Contrary to popular belief, the elegant row of oaks that lead visitors to the front porch of Oak Alley Plantation were not planted to grace the drive of this prestigious home. Instead, this beautiful historic house turned bed and breakfast was built where it stands specifically to take advantage of the picturesque avenue with its intertwined canopy of leafy branches that run the length of the drive almost to the banks of the Mississippi River. The vista is one of the most photographed in all of Louisiana, so the déjà vu you may experience as you walk up the path to the home is probably not other worldly. Cinematographers also enjoy the scenery as well, so you may have glimpsed Oak Alley on the small screen or silver screen. Arguably its most famous film appearance was in the movie version of Anne Rice’s Interview With A Vampire.
The house is open for tours, but I found it irresistible when I discovered that you could actually stay the night on the plantation. The former slave cabins have been renovated into cozy, private rentals with one or two bedrooms, a far cry from the cramped quarters that were shared by multiple generations of forced laborers prior to the Civil War.
Oddly, the most well known stories about the ghosts of Oak Alley do not concern unhappy slaves. Though I guess that is understandable. If a person was finally able to throw off the shackles of servitude, though the liberator may be death, would he or she wish to return to the scene of his or her unwilling labor? I know I wouldn’t! Hopefully, the former slaves are enjoying ethereal freedom unknown to us here on Earth.

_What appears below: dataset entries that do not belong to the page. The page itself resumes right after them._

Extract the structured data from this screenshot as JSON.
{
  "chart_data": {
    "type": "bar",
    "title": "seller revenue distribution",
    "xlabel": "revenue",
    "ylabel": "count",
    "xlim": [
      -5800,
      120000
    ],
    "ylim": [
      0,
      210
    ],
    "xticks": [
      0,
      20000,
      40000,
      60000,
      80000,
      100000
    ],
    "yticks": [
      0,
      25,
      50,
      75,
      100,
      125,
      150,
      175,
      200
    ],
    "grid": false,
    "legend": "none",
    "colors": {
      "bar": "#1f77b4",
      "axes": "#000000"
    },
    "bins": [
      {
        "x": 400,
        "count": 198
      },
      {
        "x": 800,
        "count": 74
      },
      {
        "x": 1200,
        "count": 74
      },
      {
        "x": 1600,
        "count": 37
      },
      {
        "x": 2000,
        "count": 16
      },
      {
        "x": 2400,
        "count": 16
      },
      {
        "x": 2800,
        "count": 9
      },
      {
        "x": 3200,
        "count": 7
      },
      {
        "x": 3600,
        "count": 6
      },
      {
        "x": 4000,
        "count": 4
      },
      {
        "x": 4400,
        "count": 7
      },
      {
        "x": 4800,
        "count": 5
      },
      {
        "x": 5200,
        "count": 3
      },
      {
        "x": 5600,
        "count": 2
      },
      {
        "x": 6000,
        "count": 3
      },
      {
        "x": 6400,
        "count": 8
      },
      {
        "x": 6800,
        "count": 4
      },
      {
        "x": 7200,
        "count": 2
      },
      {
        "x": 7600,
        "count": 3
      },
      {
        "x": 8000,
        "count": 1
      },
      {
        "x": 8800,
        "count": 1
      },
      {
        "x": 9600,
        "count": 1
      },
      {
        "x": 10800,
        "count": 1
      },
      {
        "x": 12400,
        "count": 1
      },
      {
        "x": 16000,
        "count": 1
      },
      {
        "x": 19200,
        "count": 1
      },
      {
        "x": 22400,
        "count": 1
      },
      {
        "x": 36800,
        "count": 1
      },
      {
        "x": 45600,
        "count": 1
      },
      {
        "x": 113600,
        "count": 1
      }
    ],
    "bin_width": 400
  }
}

The haunts that are associated with this grand old plantation includes a daughter of the house who, while racing to evade a drunken suitor, fell and gashed her leg, leading to amputation of the limb. The beautiful belle spent the rest of her days unwed and even eventually joined a convent. Could this be the lady in black that many have seen upon the staircase and along the wide, gracious porches? A Confederate soldier has been said to ride up to the front of the house, as if calling on some urgent matter. A candlestick has been seen to fly across the dining room, at least once in view of a full tour group. And in the gift shop, a postcard is sold of a photograph a tourist took of a dressmaker’s dummy resplendent in period dress, posed in one of the bedrooms. There is a mysterious head with long hair clearly seen on the dummy, while in the mirror, the reflection shows the dummy as it should appear…headless. The photo is many years old, by the way, before the age that Photoshop became every man’s tool!
I would highly recommend staying at Oak Alley if you have the opportunity. The cabins are elegantly furnished in a gracious Southern style. Perhaps more importantly, you can roam the grounds after hours and do what I did during my stay. My friend and I sat in the front of the house, adjacent to the lovely avenue of oaks and kept an eye out for the lady in black on the upstairs porch, or the galloping Confederate ghost coming up the drive.